FASB Vote Relaxes Mark To Market Accounting Rule

The FASB, pressured by U.S. lawmakers, voted to relax fair-value mark to market accounting rules banks say don’t work when markets are inactive. The question is when does the FASB Mark to market rule apply.

FASB rule changes on mark to market take pressure off the banks on accounting for mortgage-backed assets. It gives firms more leeway in valuing assets.

The thing is that Bloomberg says fair value can be applied to Q1, AP on Yahoo finance says new rules apply to Q2. FASB site says nothing.

According to this Twit from Jim Cramer Citigroup Gets a Lease on Life From FASB: The change in mark-to-market might bring the short-squeeze of a lifetime.

Her is the summary of FASB's April 1 board meeting.

"Summary of Board decisions are provided for the information and convenience of constituents who want to follow the Board’s deliberations. All of the conclusions reported are tentative and may be changed at future Board meetings. Decisions are included in an Exposure Draft for formal comment only after a formal written ballot. Decisions in an Exposure Draft may be (and often are) changed in redeliberations based on information provided to the Board in comment letters, at public roundtable discussions, and through other communication channels. Decisions become final only after a formal written ballot to issue a final standard."

FASB board made the following decisions.

The proposed disclosures would be updated to reflect the results of the Board’s redeliberations of FSP FAS 140-4 and FIN 46(R)-8, Disclosures by Public Entities (Enterprises) about Transfers of Financial Assets and Interests in Variable Interest Entities.

The scope of the proposed sensitivity analysis disclosures would be finalized as proposed and would not be expanded.

The Board previously decided to require specific disclosures for securitization and asset backed financing arrangements where a transferor has continuing involvement with transferred financial assets accounted for as sales. The Board decided to expand those requirements to all transfers of financial assets accounted for as sales where the transferor has continuing involvement with transferred financial assets.

All disclosure requirements would apply to both nonpublic and public entities.

An entity would disclose the nature of any beneficial interests received as proceeds from a sale of financial assets, and also disclose the inputs and valuation techniques used to value those beneficial interests.

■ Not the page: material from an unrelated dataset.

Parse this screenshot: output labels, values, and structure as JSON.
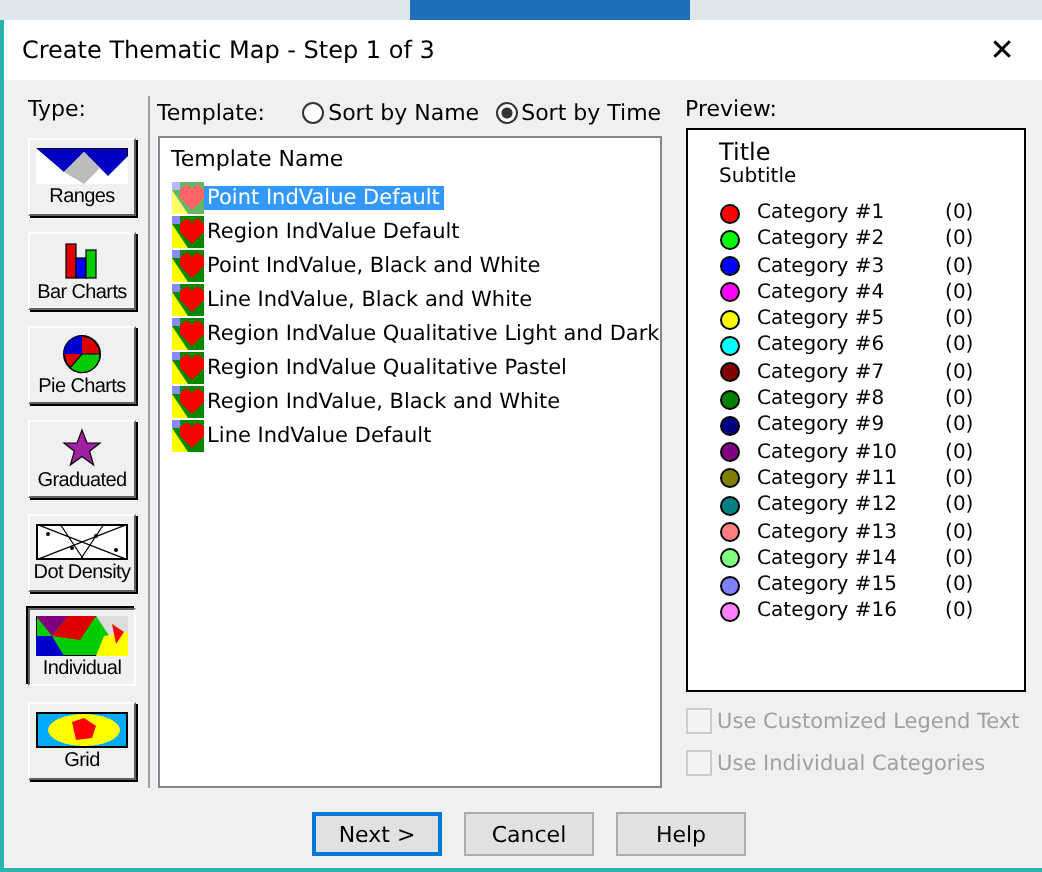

An entity would disclose the maximum exposure to loss arising from its continuing involvement, except in the case of a secured borrowing.
Further guidance on how to consider materiality or significance in relation to continuing involvements would not be provided.

The reporting entity would not be required to disclose standardized categories of transferred financial assets in standardized tabular formats.

An entity would not be required to disclose an analysis of the maturity of its repurchase obligations.

An entity would not be required to disclose the amount of transfer activity (that qualifies for derecognition) in a reporting period when the transfer activity is not evenly distributed throughout the reporting period.